The Mesa County Landfill, the largest in Western Colorado and the ninth largest open municipal landfill in the state, first installed a voluntary flare system in 2012 to burn off methane, according to a Grand Junction Daily Sentinel article “Garbage and Greenhouse Gas: Landfills brace for new limits on methane emissions,” published September 2023.
That flare operated until 2021, when the county shut it down due to costly maintenance and low methane volumes. The county in 2023 installed a new flare, sized for its actual methane output, which has been running successfully since.
Marc Fiot said some of the landfill’s wells reach depths of about 60 feet, while others extend down to around 150 feet.
Operators can log in to see live wellfield status, review historical trends, export compliance data and receive alerts if oxygen intrudes or methane levels drop.
In the field, the devices are designed for quick installation and yearly swap-outs for recalibration. Once installed, swapping out a unit “takes less than two minutes” using two straps, Marc Fiot said.
Safety and other benefits

According to the Environmental Protection Agency, landfills account for about 14 percent of methane emissions in the United States.
In a Grand Junction Chamber of Commerce 2025 Energy Summit Presentation, Cook showed that by dynamically adjusting pressure, the Meerkat aims to increase gas capture by as much as 20 percent.
The presentation also showed that at Mesa County Landfill, even a conservative 10 percent improvement could mean an additional $56,000 in biogas sales and $42,000 in carbon credits each year.
Cook and Fiot said the system occasionally faces practical challenges. Cook described how crows at the landfill have tugged at tubing and tried to carry off shiny parts, forcing design tweaks that mitigate the potential issues. Fiot said dust and bird droppings can slightly obscure the solar panels, though the devices have held up well in the field.

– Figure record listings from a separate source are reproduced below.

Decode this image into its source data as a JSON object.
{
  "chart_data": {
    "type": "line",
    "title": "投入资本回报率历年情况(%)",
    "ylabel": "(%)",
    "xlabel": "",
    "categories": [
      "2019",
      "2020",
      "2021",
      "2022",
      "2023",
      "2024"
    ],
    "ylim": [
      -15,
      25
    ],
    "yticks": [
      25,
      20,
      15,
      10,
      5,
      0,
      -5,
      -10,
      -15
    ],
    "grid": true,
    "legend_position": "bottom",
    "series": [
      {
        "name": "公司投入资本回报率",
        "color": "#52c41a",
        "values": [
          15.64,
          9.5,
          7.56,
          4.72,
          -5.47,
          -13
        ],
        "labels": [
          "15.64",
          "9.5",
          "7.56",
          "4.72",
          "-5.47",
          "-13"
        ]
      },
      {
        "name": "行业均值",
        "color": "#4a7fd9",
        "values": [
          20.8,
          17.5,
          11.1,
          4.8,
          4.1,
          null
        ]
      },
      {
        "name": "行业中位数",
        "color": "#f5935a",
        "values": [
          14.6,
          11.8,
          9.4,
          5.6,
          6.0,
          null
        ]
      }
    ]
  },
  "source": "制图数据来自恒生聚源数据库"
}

What else they do and what comes next
While the Meerkat is designed for landfill methane wells, Grand Valley Instrumentation also builds monitoring systems for other industries.
According to the company’s website, it developed a workplace safety alarm at Grand Junction’s Persigo wastewater plant that detects toxic and explosive gases. The system can also be deployed at mining operations, oil and gas sites, and manufacturing plants, and it can be configured to detect hydrogen sulfide, carbon monoxide, methane, oxygen, carbon dioxide and other gases.
These monitors integrate with supervisory control systems to automatically trigger ventilation when gases spike. The company has also developed a mass spectrometer, a turbo display controller, and it offers software for remote monitoring.
“Our specialty is custom instrumentation that can be deployed in tough environments, run on solar and communicate wirelessly,” Marc Fiot said. “We build everything here in the valley, and we tailor it to each client’s needs.”
Cook said the system is set to enter into the certification study with the Colorado Department of Public Health and Environment. Five units will be studied from mid-October through mid-January, with Colorado Mesa University providing statistical analysis of the results. If successful, the Meerkat could become an approved compliance reporting tool in Colorado and potentially nationwide.